Section: Daily Dispatches

By Bambang Dwi Djanuarto and Berni Moestafa
Bloomberg News Service
Saturday, August 11, 2007

JAKARTA, Indonesia -- Freeport-McMoRan Copper & Gold Inc., the world's second-largest copper producer, should lower maximum daily production at its Grasberg mine in Indonesia to reduce environmental damage, according to government auditors.

Indonesia should reduce the production limit to between 200,000 tons and 250,000 tons of ore a day from the current cap of 300,000 tons, said Witoro S. Soelarno, head of mine inspection at the nation's Energy Ministry and a member of the auditors. The cut is to limit environmental damage, he said.

"We hope the audit results can be implemented this year," Soelarno said in a telephone interview today. The government has yet to adopt the team's recommendation, he said.

Reducing output at the mine, which provided almost 4 percent of the world's mined copper last year, may help support prices amid speculation losses linked to U.S. subprime mortgages will spread to commodities. Copper, nickel, and zinc prices fell in London yesterday, capping a third straight week of declines.

Copper for delivery in three months dropped $20, or 0.3 per cent, to $7,450 a ton on the London Metal Exchange yesterday. The price declined 2.9 percent this week, while nickel fell 8.6 percent, and zinc dropped 0.9 percent.

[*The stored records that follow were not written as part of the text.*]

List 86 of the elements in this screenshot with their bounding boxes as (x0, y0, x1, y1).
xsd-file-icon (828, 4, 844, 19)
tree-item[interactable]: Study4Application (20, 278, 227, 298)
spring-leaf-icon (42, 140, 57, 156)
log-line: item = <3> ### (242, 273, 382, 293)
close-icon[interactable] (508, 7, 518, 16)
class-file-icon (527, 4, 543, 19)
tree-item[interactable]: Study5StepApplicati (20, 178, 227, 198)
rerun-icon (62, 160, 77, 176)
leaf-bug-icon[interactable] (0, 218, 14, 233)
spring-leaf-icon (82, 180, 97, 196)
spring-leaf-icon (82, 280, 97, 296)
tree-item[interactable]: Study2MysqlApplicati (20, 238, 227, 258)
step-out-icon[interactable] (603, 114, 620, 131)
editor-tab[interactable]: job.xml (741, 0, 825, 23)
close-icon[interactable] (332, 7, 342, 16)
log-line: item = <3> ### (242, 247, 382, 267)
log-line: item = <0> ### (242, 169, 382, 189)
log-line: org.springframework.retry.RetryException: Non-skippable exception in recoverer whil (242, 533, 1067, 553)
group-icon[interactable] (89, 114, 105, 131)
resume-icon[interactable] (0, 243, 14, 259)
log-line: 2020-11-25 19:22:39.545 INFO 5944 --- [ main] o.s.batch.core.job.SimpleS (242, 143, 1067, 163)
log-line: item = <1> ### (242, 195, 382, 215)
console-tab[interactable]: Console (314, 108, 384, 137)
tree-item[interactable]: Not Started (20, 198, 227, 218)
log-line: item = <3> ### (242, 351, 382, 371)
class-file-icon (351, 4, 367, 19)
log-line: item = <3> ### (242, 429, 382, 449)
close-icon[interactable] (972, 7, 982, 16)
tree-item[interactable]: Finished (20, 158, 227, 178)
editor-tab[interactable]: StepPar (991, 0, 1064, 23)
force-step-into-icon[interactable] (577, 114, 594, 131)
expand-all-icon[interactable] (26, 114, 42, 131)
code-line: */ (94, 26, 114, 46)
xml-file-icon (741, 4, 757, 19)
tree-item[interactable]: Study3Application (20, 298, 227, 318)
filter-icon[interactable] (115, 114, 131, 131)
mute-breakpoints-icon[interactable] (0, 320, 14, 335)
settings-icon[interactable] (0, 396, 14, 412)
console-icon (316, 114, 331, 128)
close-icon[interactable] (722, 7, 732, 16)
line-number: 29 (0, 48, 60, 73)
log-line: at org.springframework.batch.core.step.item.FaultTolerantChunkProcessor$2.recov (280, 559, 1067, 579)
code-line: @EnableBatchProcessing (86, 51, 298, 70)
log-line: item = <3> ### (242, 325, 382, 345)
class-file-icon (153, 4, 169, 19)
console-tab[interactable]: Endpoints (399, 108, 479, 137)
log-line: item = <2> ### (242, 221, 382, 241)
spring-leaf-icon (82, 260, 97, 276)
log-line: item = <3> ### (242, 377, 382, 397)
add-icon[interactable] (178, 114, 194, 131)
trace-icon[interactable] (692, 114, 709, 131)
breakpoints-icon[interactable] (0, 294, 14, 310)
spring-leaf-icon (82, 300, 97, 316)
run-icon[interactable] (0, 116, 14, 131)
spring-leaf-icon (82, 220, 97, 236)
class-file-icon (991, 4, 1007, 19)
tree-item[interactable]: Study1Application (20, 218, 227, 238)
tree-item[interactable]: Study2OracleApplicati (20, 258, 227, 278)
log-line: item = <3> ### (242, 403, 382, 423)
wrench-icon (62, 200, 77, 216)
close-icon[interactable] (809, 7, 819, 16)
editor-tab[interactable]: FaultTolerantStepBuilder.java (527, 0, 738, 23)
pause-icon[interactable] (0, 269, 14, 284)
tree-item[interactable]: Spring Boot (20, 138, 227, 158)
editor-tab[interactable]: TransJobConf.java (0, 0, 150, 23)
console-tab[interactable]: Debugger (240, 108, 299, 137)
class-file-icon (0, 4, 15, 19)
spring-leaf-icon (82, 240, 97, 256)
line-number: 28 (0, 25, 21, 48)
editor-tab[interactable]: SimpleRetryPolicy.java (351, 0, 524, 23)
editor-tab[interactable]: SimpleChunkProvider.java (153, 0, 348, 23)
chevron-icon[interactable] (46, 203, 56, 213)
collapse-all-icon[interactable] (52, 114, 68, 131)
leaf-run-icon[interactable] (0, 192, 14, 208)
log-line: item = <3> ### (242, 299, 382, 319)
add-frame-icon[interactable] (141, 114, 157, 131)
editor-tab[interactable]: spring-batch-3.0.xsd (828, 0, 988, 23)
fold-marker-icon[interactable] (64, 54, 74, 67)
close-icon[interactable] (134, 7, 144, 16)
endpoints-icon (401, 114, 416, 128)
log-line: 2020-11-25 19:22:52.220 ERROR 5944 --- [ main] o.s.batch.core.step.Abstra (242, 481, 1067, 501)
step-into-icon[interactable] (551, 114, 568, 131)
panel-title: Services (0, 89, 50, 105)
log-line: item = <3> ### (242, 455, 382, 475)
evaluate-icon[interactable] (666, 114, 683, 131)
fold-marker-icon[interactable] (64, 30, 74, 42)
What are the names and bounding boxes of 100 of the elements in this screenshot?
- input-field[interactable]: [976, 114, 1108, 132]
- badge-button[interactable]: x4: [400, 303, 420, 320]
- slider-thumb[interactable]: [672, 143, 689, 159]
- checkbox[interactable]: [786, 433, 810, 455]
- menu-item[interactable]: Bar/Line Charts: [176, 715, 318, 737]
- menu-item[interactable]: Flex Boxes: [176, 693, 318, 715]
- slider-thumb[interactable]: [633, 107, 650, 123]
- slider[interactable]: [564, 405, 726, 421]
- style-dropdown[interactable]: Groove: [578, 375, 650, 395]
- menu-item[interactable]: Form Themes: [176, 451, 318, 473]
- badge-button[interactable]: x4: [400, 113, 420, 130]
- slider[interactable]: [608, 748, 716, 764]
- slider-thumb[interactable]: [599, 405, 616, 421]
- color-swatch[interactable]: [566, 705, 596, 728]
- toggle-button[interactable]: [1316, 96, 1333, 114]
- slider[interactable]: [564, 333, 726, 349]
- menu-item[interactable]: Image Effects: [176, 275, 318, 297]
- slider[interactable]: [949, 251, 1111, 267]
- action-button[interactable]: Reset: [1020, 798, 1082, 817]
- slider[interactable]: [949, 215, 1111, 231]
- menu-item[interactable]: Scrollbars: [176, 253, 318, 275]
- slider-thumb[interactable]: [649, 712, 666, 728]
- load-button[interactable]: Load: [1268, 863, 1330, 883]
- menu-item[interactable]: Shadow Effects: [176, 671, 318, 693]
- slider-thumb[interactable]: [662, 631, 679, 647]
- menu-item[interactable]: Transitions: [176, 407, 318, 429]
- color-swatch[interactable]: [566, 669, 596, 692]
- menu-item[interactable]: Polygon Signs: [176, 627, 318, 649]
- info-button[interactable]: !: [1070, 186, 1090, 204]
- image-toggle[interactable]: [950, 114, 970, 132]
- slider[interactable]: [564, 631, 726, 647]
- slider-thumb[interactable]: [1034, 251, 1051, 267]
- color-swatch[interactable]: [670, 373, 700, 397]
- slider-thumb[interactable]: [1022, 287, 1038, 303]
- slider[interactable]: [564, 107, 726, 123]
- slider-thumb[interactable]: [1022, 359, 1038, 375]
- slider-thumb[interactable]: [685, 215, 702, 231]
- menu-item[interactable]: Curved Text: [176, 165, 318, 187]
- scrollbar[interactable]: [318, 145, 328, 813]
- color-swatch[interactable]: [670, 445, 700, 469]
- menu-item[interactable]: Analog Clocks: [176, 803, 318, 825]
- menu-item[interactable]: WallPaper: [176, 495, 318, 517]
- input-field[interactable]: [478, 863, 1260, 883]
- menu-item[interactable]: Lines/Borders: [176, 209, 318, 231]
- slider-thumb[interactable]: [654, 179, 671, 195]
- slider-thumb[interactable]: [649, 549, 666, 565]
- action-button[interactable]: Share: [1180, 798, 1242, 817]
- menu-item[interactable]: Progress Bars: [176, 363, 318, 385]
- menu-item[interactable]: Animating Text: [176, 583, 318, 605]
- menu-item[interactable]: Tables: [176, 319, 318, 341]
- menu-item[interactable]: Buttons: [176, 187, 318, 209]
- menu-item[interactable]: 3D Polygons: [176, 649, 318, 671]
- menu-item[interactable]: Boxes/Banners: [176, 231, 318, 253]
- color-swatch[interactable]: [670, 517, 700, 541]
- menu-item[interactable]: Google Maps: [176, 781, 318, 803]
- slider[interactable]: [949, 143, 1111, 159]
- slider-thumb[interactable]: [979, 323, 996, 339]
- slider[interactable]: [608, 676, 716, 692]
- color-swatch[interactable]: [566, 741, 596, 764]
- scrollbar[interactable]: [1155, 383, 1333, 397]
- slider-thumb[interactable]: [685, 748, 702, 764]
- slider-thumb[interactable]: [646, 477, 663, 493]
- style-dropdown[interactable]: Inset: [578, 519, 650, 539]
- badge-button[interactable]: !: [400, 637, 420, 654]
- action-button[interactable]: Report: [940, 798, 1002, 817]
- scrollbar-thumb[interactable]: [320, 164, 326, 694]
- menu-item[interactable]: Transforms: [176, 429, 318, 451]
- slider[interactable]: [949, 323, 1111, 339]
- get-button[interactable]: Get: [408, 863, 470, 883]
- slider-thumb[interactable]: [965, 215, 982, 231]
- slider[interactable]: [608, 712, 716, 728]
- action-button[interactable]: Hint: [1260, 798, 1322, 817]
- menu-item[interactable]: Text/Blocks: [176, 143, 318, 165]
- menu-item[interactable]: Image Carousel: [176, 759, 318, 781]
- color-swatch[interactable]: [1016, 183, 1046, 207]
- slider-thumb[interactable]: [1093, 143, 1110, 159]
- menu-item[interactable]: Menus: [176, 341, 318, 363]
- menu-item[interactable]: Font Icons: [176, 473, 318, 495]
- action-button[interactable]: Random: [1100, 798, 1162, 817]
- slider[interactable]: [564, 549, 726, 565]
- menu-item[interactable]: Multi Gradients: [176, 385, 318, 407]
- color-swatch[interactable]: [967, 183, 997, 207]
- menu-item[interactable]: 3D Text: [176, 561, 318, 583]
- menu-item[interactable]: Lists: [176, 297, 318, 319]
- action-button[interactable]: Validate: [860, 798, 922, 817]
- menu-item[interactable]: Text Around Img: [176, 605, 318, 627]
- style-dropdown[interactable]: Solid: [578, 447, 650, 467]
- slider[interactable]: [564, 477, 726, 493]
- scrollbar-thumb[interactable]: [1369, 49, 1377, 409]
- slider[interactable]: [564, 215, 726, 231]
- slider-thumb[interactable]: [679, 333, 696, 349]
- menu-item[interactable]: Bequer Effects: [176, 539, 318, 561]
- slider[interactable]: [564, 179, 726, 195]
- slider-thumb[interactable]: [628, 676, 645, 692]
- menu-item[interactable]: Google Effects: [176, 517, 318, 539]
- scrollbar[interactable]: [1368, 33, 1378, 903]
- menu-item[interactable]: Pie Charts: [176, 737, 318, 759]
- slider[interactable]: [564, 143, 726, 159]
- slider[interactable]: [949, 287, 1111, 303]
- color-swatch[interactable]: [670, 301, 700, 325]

New Orleans-based Freeport normally produces about 220,000 tons of ore a day at Grasberg, said Mindo Pangaribuan, a spokesman for the company's Indonesian unit in Jakarta.

Freeport's operations are "in line with government regulation and follow the requirement set under the environmental impact analysis," Pangaribuan said today.

The company targets a production rate of 220,000 tons to 230,000 tons a day under a five-year plan, Pangaribuan said. He declined to say whether Freeport plans to change the target.

Indonesia initiated the audit after local activists last year called for a shut down of the Grasberg mine, in Papua, as Freeport doesn't do enough to benefit local people.

In May 2006, a team of legislators inspecting Grasberg's open-pit mine claimed they had found environmental violations that allegedly threaten the area's ecosystem. Two sites at Grasberg mine don't meet environmental standards, Soelarno said without elaborating.

The audit recommends Indonesia revise the method used for calculating Freeport's royalty payment, he said. Instead of calculating the royalty on a three-month basis, the government should calculate the amount on a per-transaction basis, he said.

Freeport should also pay a royalty on sulfuric acid it sells from its copper smelter in East Java to PT Petrokimia Gresik, Soelarno added. The smelter processes about 30 percent of Grasberg's mine output, he said.

The audit suggests the government ask Freeport to increase the amount it processes at its East Java smelter to 40 to 50 percent of Grasberg's output, he added.

Freeport runs Grasberg under a 30-year contract with the government that started in 1992 and can be extended for up to a further 20 years. The terms can only be modified by agreement of both parties, Freeport spokesman William Collier said Feb. 10 last year. Grasberg is also the world's largest gold mine.